Dissecting the Minds of Fraudsters

FROM THE PRESIDENT

James D. Ratley, CFE

During my years in investigative work, I’ve often pondered why perpetrators commit their crimes. Working as a police officer in the Dallas Police Department, I witnessed just about every type of transgression from fraud to child abuse to murder. As fraud examiners, we use the Fraud Triangle — pressure, opportunity, rationalization — to begin analyzing wrongdoings. Regardless, we find it difficult to pry open a fraudster’s mind. But Eugene Soltes is trying.

Soltes, a Harvard Business School professor, wants to know why some C-suite executives appear to risk everything to commit fraud. Middle management and employees further down corporate ladders might do it because they’ve found a ready source of cash to ease their economic problems. However, top-flight business people seldom lack for anything; their organizations often reward them spectacularly. Why would they need to steal?

Beginning in 2008, Soltes began to write prison letters to several convicted white-collar criminals whom you know — Madoff, Fastow, Kozlowski, Stanford — and some you might not — Richards, Waskal, Drier, Hoffenberg. He asked them the first dozen questions that came to mind. What were the most significant pressures they faced? How did the way they were compensated influence their decision making? What were their intentions once they were released?

He combined the material from close to 50 fraudsters with his criminology research into the 2016 book, “Why They Do it: Inside the Mind of the White-Collar Criminal” (PublicAffairs).
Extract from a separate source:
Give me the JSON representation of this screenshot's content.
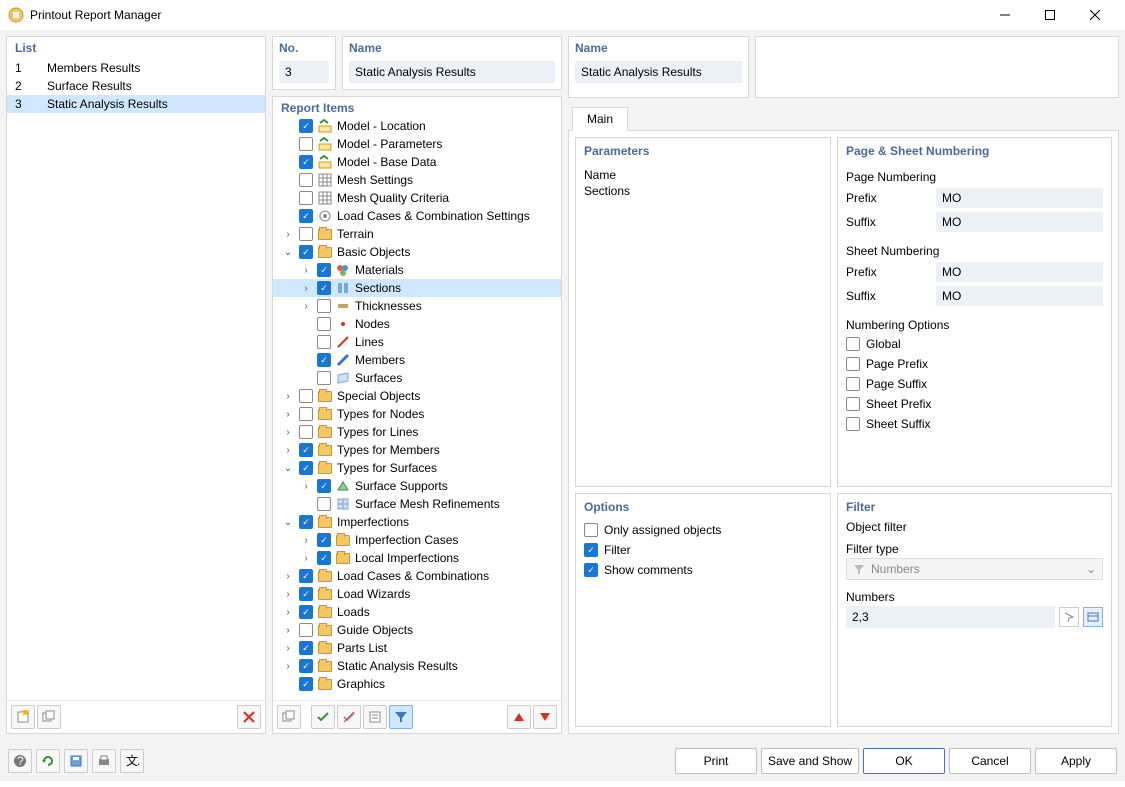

Soltes was a keynote speaker at the 28th Annual ACFE Global Fraud Conference, June 18-23.

Soltes says he realized after interviewing these white-collar criminals that they failed to see the personal and professional consequences of their choices because they never deeply felt that their decisions were harmful to themselves or others. (The ACFE commonly calls that “diffusion of harm.”)

He says that stealing money from a victim’s wallet involves a high degree of intimacy. But executives who manipulate corporate conduct never need to get close — physically or psychologically — to their victims. Modern “arms’ length” transactions, Soltes says, have made it perilously easy to wander into that “gray zone” between right and wrong.

Soltes doesn’t condone the fraudulent behavior, but he says that studying these men (and they were all men) with the scarlet “F” on their chests changed him

“I became a lot less confident about how I’d respond to every difficult situation,” Soltes writes. “I think I’m more humble now that I’ve realized I have limitations much like anyone else, and I need to be diligent to watch those. Moral hubris is a remarkably easy trait to acquire and not realize when one actually has it.”